What Happens When Leaders Delegate?
The best gift any coach can give to a senior leader is to help them learn to delegate tasks that others on their team have the capacity to do. Most every leader I ask says they keep doing a few things someone else on their team could effectively do. Why? Because they don’t want to take the time to hand it off. They assume they can do it better and faster than anyone else. The result is that they become the bottleneck to achieving the productive potential of a high performing team. Delegation is a learned competency answering the what, who, how, when interrogatives. Leaders have three options: (1) not delegating, (2) delegating prematurely, (3) delegating developmentally.
How to Achieve Your Organization’s Productive Potential
Saving one hour per week gives the leader an extra 48 hours per year to do more important work. That is the equivalent of one full day every other month. That leader can schedule a bi-monthly strategic thinking day away from the office. Gather the most relevant data about your industry, market, product, customer, competition, employees, and technological changes. Analyze the insights. What story emerges? Synthesize the application points to move from your current realities to your future preferred state. This is not your strategic plan. It represents what strategic thinking is all about within the execution of a more formal strategic plan.
It’s a Win, Win, Win
Leaders who add the learned competency of delegation to their leadership toolbox achieve three empowering consequences:
- Many in senior leadership were promoted because they were an operational subject matter expert. As an operational leader they devoted 80% of their time to operations and 20% to strategy. Once promoted to senior leadership that changes to 80% of time invested in strategy and 20% in operations. Under pressure it’s easy for leaders to default to their expertise in operations. It’s the leadership mistake. When you trust your team to fully delegate both the responsibility and the authority, then you recapture time to stay focused on the work of strategy that is uniquely yours to do. If you don’t, then no one else will accept your competition.
- Handing off stretch assignments is part of the means of developing team members on their career pathway to leading at higher levels of organizational complexity. It’s how leaders move high potentials from a talent pool to a leadership development pipeline for future succession planning. You don’t just hand off full responsibility and full authority. Consider developmental delegation as a process that leverages four messages at each stage of readiness to take on new responsibilities.
Step One: Represents low responsibility and low authority. The message: “Come watch me do this.”
Step Two: Represents high responsibility and low authority, The message: “Let’s do this together.”
Step Three: Represents low responsibility and high authority. The message: “Now I will watch you do this.”
Step Four: Represents high responsibility and high authority.
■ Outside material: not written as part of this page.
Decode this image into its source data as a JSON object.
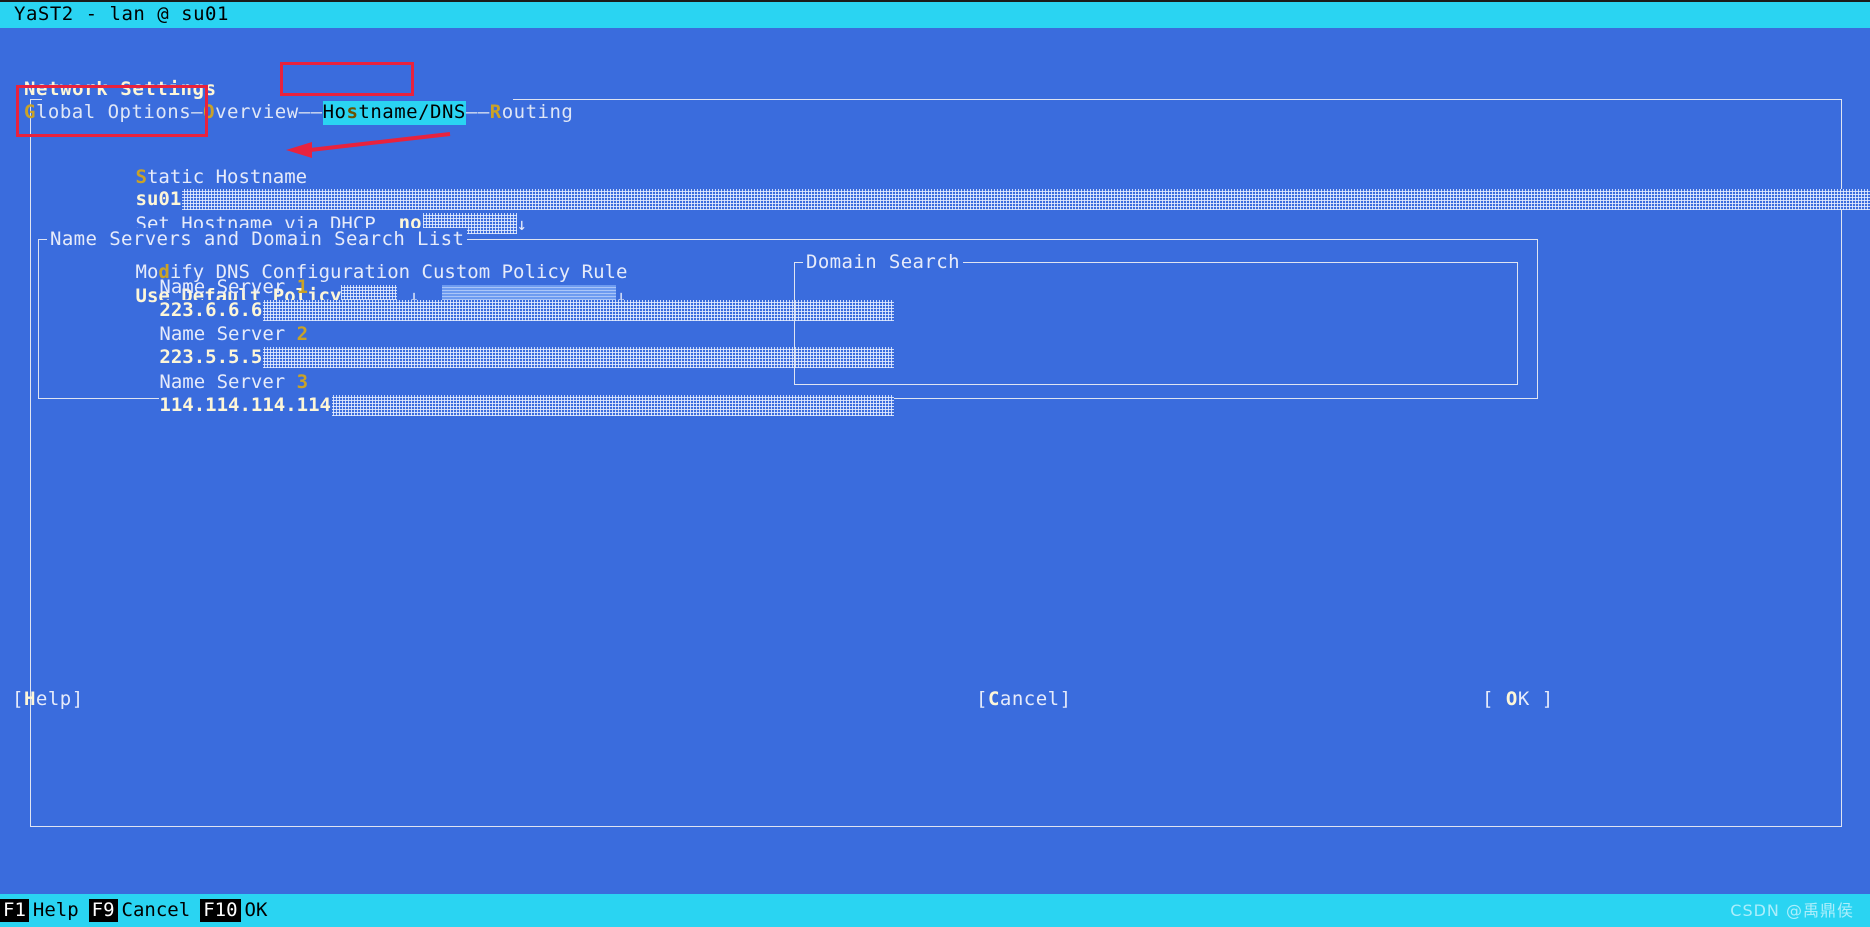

The message: “Now it’s yours to do.”
Each step takes time before moving to the next step, and each step involves intentional conversation to debrief the questions, ideas, and next steps before moving on.
- Pushing every direct report to work at the top of their potential capacity enables the organization to discover its productive potential. The call to do more with less is the result of high potentials learning to do their work effectively and efficiently. Consider the impact on your bottom line if you could enhance organizational productivity by 5%. It’s possible when leaders delegate and teach their direct reports to delegate as well.
Delegation is a handing off process followed by a letting go process. Handing off is the assignment the leader gives to a team member. Letting go gives the team member the authority to use the time and resources of the organization to reach a shared goal. When leaders skip any of the four developmental delegation stages it diminishes leadership capacity and organizational productive potential. Until you let go you have not fully delegated. “Process” is the key word. You need to invest in getting a team member up to speed to take over some of your tasks. The short term perspective says, “I don’t have time to do that.” The long term perspective sees the ultimate payoff of gaining time to do the more important work of strategic leadership. What could you give away? To whom? When? How will you get them ready to take on full responsibility with full authority? Once you recapture time by delegating what others could be doing, then you begin to see around the corner what others do not yet see. That’s essential to leading for the long haul. Questions for your personal reflection: (1) What do you keep doing that someone on your team could be doing? (2) Is it harder for you to delegate responsibility or to give full authority? (3) What’s one thing you could delegate tomorrow and truly let go? (4) Who would you delegate that one thing to? (5) How will you use that extra time you have recaptured?